内視鏡的粘膜下層剥離術(ESD)

早期胃がんに対する内視鏡切除とは

消化管と呼ばれる臓器のうち、食道・胃・大腸では検査法の進歩により早期がんが見つかるケースが増えて来ました。早期がんに対して行われている内視鏡的切除は、開腹手術に比べ、おなかに傷がつかず、臓器を残すことができます。また、入院日数が短期間ですみ、患者さんへの負担も軽くできるため、従来の外科治療に代わる新しい治療法として注目されています。

内視鏡的粘膜下層剥離術の適応と現状

内視鏡的粘膜下層剥離術(endoscopic submucosal dissection;ESD)は、高周波ナイフを用いて病巣周囲の粘膜を切開し、さらに粘膜下層を剥離して切除する方法です。がんが粘膜内にとどまり、リンパ節転移の可能性がほとんどないと判断された場合、ESDの適応となります。胃がんは2006年、食道がんは2008年、大腸がんは2012年にそれぞれ保険適用となりました。ESDでは従来は切除が困難であった病変を内視鏡的に一括で切除することが可能です。

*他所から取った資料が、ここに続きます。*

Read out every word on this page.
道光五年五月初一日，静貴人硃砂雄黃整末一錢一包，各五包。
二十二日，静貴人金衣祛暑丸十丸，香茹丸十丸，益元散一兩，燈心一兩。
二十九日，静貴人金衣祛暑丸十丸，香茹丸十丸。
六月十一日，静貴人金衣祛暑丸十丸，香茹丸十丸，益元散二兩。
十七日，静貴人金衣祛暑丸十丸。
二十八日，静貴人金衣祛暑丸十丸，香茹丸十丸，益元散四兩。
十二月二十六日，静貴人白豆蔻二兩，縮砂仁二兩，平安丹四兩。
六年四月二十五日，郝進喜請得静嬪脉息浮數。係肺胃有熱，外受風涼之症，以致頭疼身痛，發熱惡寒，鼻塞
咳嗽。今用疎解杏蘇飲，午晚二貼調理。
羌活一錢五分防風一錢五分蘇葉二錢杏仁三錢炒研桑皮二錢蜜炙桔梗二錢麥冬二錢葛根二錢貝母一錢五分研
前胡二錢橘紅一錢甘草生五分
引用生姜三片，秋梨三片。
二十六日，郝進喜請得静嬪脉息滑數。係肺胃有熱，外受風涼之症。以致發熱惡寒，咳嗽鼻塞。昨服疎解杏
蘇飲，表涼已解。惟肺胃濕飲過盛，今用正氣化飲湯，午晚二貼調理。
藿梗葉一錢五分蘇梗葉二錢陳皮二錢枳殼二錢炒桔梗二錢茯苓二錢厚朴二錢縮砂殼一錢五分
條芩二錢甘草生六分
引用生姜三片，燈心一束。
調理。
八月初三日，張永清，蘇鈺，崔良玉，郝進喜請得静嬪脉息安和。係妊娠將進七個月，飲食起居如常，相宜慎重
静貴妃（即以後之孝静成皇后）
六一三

病変を確実に取ることで、病理診断(顕微鏡による最終診断)の精度が上がり、追加治療の有無などの必要な情報を得ることができます。食道・胃では約8日間、大腸では約5日間の入院で治療を行っています。当院では2015年6月の開院時から食道・胃・大腸の3領域においてESDに取り組んでおり、年々件数も増えてきています。

当院における麻酔方法

食道・胃のESD中は苦痛を軽減する目的で鎮静剤・鎮痛剤を使用し、眠った状態で治療を受けていただきます。本邦では多くの施設で内視鏡室において静脈麻酔(「内視鏡室で行う静脈麻酔」)のもとに行われています。しかし、適切な麻酔深度が得られない場合や、治療が長時間となる場合には患者さんに苦痛を強いてしまうことがあります。当院では長時間の治療が予想される場合や呼吸器・循環器系に合併症をお持ちの方、静脈麻酔が効きづらい方に対して麻酔科の協力のもと、手術室でのESD(「手術室で行う全身麻酔」)を行っています。治療中は麻酔科の医師が全身管理を行うため、より安全に治療を行うことができます。

今後とも安全で質の高い医療を提供していきたいと考えております。ご不明な点がございましたら、外来受診時に担当医にお聞きください。